How to find Unordered elements from a partially ordered list?

Question

I have a List of which most of the elements are ordered based on a field title . Some of the elements are not ordered. I need to identify which elements are not sorted.

Following class is used to define the elements of the List :

public class Doc {
    String docOid;
    String title;

    private Doc(String docOid, String title) {
        this.docOid = docOid;
        this.title = title;
    }
}

The logic I have written is this:

//List<Doc> docs = given partially ordered list
List<String> oids = new ArrayList<>();

for (int i = 0; i < docs.size(); i++) {
    Doc doc = docs.get(i);
    Doc faildDoc = null;

    for (int j = 0; j < i; j++) {
        Doc prevDoc = docs.get(j);

        if (prevDoc.title != null && doc.title != null) {
            int compare = collator.compare(prevDoc.title, doc.title); // For comparing I have used Collator

            if (compare > 0) {
                faildDoc = prevDoc;
                break;
            }
        }
    }

    if (faildDoc != null) {
        if (!oids.contains(faildDoc.docOid)) {
            oids.add(faildDoc.docOid);
            System.out.println(faildDoc.docOid);
        }
    }                       
}

After the execution when I'm validating the result visually I can see the logic is not yielding the correct result.

Any suggestion would be very helpful.

Following is a sample of the current result:

User Guide Metered Smart //<--Ordered
User Guide, Network Management Card  //<--Ordered
User Guide. GPRS Modem //<--Ordered
Simulation sub-base //<--Un ordered
Vent Hood Installation //<--Ordered
Vented Pullbox Installation //<--Ordered

If the samples were correctly ordered then that would be:

Simulation sub-base 
User Guide Metered Smart 
User Guide, Network Management Card  
User Guide. GPRS Modem 
Vent Hood Installation 
Vented Pullbox Installation 

So I need to find that

Simulation sub-base //<--Un ordered

is not ordered.

Answer 1

You do not need two for loops to find the defects inside your list. You can just move from one correct element to the next correct one.
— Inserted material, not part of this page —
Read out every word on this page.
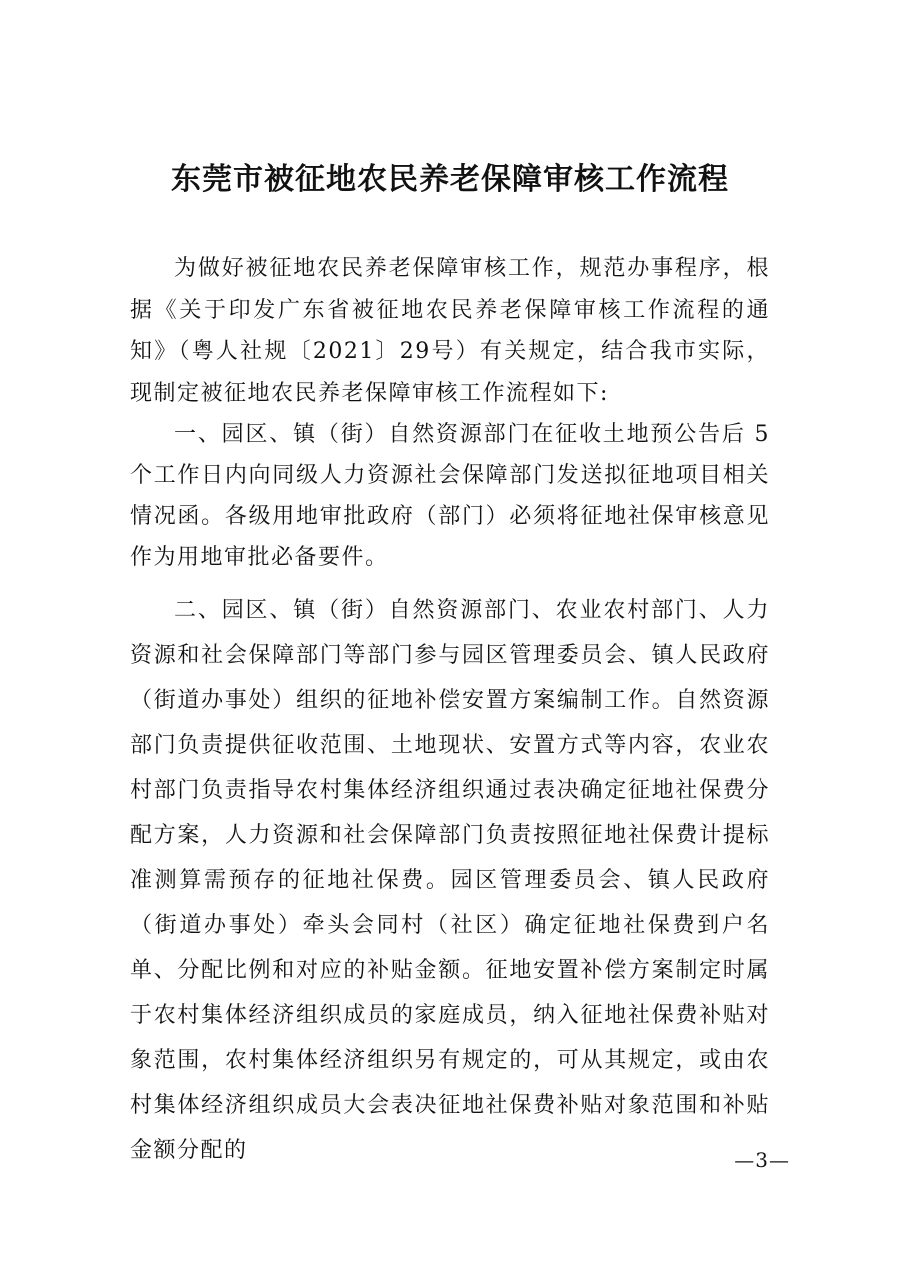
东莞市被征地农民养老保障审核工作流程

为做好被征地农民养老保障审核工作，规范办事程序，根据《关于印发广东省被征地农民养老保障审核工作流程的通知》（粤人社规〔2021〕29号）有关规定，结合我市实际，现制定被征地农民养老保障审核工作流程如下:

一、园区、镇（街）自然资源部门在征收土地预公告后 5 个工作日内向同级人力资源社会保障部门发送拟征地项目相关情况函。各级用地审批政府（部门）必须将征地社保审核意见作为用地审批必备要件。

二、园区、镇（街）自然资源部门、农业农村部门、人力资源和社会保障部门等部门参与园区管理委员会、镇人民政府（街道办事处）组织的征地补偿安置方案编制工作。自然资源部门负责提供征收范围、土地现状、安置方式等内容，农业农村部门负责指导农村集体经济组织通过表决确定征地社保费分配方案，人力资源和社会保障部门负责按照征地社保费计提标准测算需预存的征地社保费。园区管理委员会、镇人民政府（街道办事处）牵头会同村（社区）确定征地社保费到户名单、分配比例和对应的补贴金额。征地安置补偿方案制定时属于农村集体经济组织成员的家庭成员，纳入征地社保费补贴对象范围，农村集体经济组织另有规定的，可从其规定，或由农村集体经济组织成员大会表决征地社保费补贴对象范围和补贴金额分配的	—3—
Here is it outlined in pseudo code:

lastCorrect = list.get(0);
for (int i = 1; i < list.size(); i++) {
    current = list.get(i);
    if (inCorrectOrder(lastCorrect, current)) {
        lastCorrect = current;
    } else {
        defects.add(current);
    }
}

Some notes about the solution:

1. i starts at one, not zero
2. lastCorrect is initially the first element, because it is always correct
3. lastCorrect is only moved when the order of this and current element is correct
4. defects contains all the unsorted elements at the end

Answer 2

This is not well defined what does it mean "unordered" element. Because, for instance, in such sequence it is not clear: is " C " element "unordered" or not?

A E F A B C D

For this particular issue I can suggest you two ways.
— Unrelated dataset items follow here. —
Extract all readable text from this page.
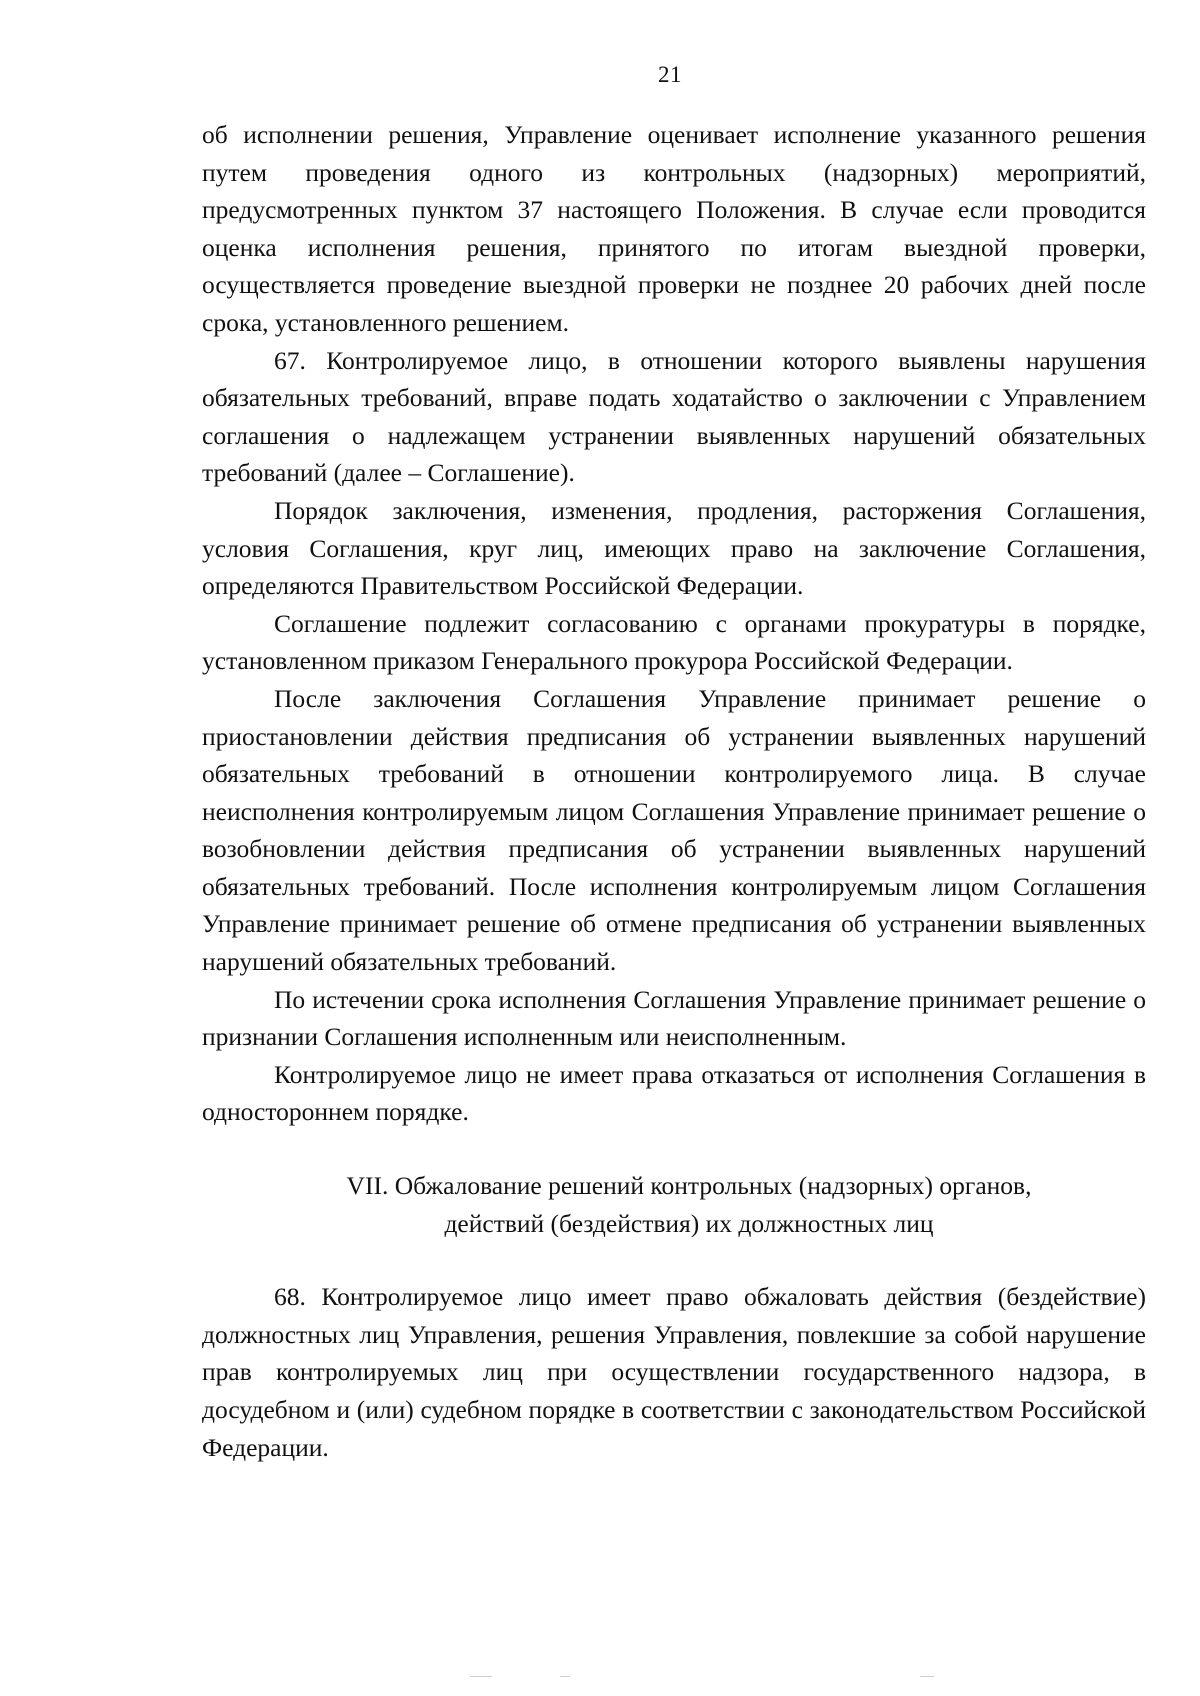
21

об исполнении решения, Управление оценивает исполнение указанного решения путем проведения одного из контрольных (надзорных) мероприятий, предусмотренных пунктом 37 настоящего Положения. В случае если проводится оценка исполнения решения, принятого по итогам выездной проверки, осуществляется проведение выездной проверки не позднее 20 рабочих дней после срока, установленного решением.

67. Контролируемое лицо, в отношении которого выявлены нарушения обязательных требований, вправе подать ходатайство о заключении с Управлением соглашения о надлежащем устранении выявленных нарушений обязательных требований (далее – Соглашение).

Порядок заключения, изменения, продления, расторжения Соглашения, условия Соглашения, круг лиц, имеющих право на заключение Соглашения, определяются Правительством Российской Федерации.

Соглашение подлежит согласованию с органами прокуратуры в порядке, установленном приказом Генерального прокурора Российской Федерации.

После заключения Соглашения Управление принимает решение о приостановлении действия предписания об устранении выявленных нарушений обязательных требований в отношении контролируемого лица. В случае неисполнения контролируемым лицом Соглашения Управление принимает решение о возобновлении действия предписания об устранении выявленных нарушений обязательных требований. После исполнения контролируемым лицом Соглашения Управление принимает решение об отмене предписания об устранении выявленных нарушений обязательных требований.

По истечении срока исполнения Соглашения Управление принимает решение о признании Соглашения исполненным или неисполненным.

Контролируемое лицо не имеет права отказаться от исполнения Соглашения в одностороннем порядке.

VII. Обжалование решений контрольных (надзорных) органов,
действий (бездействия) их должностных лиц

68. Контролируемое лицо имеет право обжаловать действия (бездействие) должностных лиц Управления, решения Управления, повлекшие за собой нарушение прав контролируемых лиц при осуществлении государственного надзора, в досудебном и (или) судебном порядке в соответствии с законодательством Российской Федерации.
First one is quite radical: you have to create a copy of the list, sort it, and then compare each element from old list with an element on the same position in the new list. If elements are different, hence the element is unordered.

In your particular algorithm (though I do not quite understand what exactly you want to achieve with it), you probably have to change the sign in your if statement, or use standard String comparator:

  int compare = doc.title.compareTo(prevDoc.title);